A variety of problems can occur. Here's how to deal with them.

Poop in the pool
If you don't have a filter and pump, drain the pool, and refill. Don't mess around with poop: urine is normally sterile, and may be gross, but is not really a health hazard. Feces can be dangerous, especially if diarrhea is involved. Chlorine does NOT instantly clean things up. Without a pump and filter, it can take days to assure safety.

If you DO have a filter and pump, you have two choices: you can drain and refill OR you can clean it up. If you choose to clean it up, you'll need to add a a bleach start-up dose as soon as you find, and remove, the poop, and again the following morning. Brush, vacuum, and filter, and then backwash or clean the filter. Make sure the chlorine levels stay high (3.0+) the entire 24 hours, before reusing the pool.

By the way, the kiddie swim diapers do NOTHING to make the pool safer! Kimberly-Clark's marketing of these items skirts the issue, but never actually makes any claim of improved safety. The ONLY garment that offers some protection to other pool users, is some type of waterproof pants over the diaper.

But, quite honestly, fecally incontinent individuals -- of any age, sex, mental capability, etc. -- should not be sharing a pool with other people.

Cloudy Water
With larger pools, there are many possible responses to cloudy water, but with smaller ones, the easiest response is to drain the pool, and refill.

You can try adding a bleach start-up dose in the late evening, and then keeping chlorine levels up with the dichlor powder (which you should be doing, anyhow) for the next day or two, to see if it clears. If so, great. If not, drain and refill.

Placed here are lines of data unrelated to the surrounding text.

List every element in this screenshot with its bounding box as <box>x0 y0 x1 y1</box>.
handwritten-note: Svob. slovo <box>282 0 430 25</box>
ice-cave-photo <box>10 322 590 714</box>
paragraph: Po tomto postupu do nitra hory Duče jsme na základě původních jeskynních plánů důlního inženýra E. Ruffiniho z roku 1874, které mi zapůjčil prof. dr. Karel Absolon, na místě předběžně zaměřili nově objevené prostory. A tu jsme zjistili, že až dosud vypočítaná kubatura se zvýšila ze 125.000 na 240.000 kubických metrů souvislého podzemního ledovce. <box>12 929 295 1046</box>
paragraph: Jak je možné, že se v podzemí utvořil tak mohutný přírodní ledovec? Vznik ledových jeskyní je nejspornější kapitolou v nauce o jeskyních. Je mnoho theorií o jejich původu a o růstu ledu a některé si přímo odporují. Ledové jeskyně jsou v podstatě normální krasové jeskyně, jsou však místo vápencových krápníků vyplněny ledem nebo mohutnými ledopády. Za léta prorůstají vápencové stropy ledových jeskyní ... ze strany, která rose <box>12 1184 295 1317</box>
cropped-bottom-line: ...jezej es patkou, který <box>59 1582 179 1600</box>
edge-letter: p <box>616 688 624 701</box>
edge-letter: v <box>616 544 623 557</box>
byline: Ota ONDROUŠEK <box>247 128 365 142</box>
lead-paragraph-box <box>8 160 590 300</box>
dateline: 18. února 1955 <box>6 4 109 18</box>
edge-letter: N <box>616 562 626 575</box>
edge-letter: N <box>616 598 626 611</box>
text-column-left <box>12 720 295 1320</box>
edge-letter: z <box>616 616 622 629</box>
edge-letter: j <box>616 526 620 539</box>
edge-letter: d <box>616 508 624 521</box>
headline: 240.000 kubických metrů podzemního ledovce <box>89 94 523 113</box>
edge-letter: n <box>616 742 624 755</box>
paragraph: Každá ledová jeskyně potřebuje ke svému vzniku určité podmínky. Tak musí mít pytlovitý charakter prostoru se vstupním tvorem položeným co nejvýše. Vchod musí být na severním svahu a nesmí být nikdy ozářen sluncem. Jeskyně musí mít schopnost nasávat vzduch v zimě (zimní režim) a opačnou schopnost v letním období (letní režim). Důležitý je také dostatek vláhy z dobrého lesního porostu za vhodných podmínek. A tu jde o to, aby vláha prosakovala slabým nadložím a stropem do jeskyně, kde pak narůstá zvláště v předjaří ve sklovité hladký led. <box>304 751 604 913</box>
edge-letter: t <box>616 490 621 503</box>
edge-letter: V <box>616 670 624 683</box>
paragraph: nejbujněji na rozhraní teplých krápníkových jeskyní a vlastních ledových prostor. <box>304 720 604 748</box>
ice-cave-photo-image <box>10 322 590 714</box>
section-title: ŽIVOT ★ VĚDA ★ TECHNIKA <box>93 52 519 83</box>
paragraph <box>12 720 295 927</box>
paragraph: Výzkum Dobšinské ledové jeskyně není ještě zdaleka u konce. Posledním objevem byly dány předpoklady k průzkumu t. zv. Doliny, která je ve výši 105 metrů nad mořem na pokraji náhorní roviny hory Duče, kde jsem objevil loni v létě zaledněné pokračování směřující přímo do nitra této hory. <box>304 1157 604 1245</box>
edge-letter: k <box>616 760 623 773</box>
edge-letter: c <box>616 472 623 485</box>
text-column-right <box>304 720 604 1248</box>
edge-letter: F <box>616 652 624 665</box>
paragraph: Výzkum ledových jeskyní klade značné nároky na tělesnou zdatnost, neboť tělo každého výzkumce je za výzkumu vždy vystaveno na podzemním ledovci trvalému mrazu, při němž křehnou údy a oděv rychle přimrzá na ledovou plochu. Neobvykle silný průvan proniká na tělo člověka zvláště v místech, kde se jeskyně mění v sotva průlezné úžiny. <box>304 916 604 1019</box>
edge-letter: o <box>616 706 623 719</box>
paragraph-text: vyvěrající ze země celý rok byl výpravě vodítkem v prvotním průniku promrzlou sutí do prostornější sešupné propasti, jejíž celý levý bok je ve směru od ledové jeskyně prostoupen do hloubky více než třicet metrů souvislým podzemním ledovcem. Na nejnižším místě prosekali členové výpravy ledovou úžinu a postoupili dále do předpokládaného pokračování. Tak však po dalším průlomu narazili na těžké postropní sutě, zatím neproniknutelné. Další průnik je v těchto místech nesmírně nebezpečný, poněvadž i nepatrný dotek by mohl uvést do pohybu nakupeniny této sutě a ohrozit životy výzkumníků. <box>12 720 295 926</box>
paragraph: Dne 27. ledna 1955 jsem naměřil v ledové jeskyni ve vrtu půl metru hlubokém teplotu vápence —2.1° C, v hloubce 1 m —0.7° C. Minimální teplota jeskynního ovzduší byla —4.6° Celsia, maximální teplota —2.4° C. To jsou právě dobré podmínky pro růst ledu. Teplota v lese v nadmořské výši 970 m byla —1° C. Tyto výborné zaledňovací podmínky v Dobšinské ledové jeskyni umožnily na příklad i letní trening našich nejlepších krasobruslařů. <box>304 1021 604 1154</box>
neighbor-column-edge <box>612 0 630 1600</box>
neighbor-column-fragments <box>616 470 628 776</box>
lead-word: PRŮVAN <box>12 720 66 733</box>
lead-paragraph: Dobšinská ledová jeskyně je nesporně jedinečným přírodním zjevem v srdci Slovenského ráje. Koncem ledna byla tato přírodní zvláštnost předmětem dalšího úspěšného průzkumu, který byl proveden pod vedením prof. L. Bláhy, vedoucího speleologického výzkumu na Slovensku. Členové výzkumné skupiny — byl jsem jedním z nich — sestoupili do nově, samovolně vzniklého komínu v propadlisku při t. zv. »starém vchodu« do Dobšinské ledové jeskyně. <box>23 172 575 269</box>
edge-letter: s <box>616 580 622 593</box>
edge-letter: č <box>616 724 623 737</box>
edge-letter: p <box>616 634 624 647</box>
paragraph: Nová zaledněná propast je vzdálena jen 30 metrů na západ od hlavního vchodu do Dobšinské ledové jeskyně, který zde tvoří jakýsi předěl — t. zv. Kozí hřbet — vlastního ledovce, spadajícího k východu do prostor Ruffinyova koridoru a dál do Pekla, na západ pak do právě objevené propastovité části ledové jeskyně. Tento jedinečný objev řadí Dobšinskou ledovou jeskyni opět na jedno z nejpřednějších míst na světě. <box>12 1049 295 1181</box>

Problems with Skin/Eye/Ear Irritation
Most cases of irritation are a result of a failure to use pool chemicals properly. To avoid problems you must:
  • use enough, AND
  • not use too much, AND
  • be consistent.
If you haven't been doing these things, START NOW!

Overdoses of Chemicals!
Some people -- often indivduals, like myself, of the male persuasion -- find it impossible to abandon the "MORE is BETTER, and a LOT MORE is BEST" philosophy, and will 'nuke' the pool. Kiddie pools are especially easy to 'nuke', since the doses are so small to begin with.

If you, or someone you know and love, has 'nuked' your kiddie pool, drain and refill.

Or, if you are following the chemical prescription above, you can possibily salvage the pool:
  • massive overdoses of borax require that the pool be drained;
  • chlorine overdoses will generally dissipate after a day or two of full sunshine;
  • poly algaecide doses are not a problem, unless you overdosed by a factor of 10x or more.

Algae, Slippery Sides, Green Cloudy Water
Algae and biofilm forming bacteria (slippery sides) can cause health problems, both directly and indirectly. If you follow the program recommended above faithfully, it's VERY unlikely you'll have problems. If you let the pool go for a few days, however, you can definitly have problems.

Respond by killing the culprits by brushing and treating with chlorine.
  • Add a bleach start-up dose.
  • Then, brush the pool.
  • Add ANOTHER bleach start-up dose in the late evening.
  • Brush again the next morning.
  • If there are any green or slippery spots, add another chlorine dose.
  • Wait till the chlorine levels drop below 3 ppm (or 10ppm -- if you have a kit that accurately distinguishes 10ppm from 15 ppm) before re-entering the pool.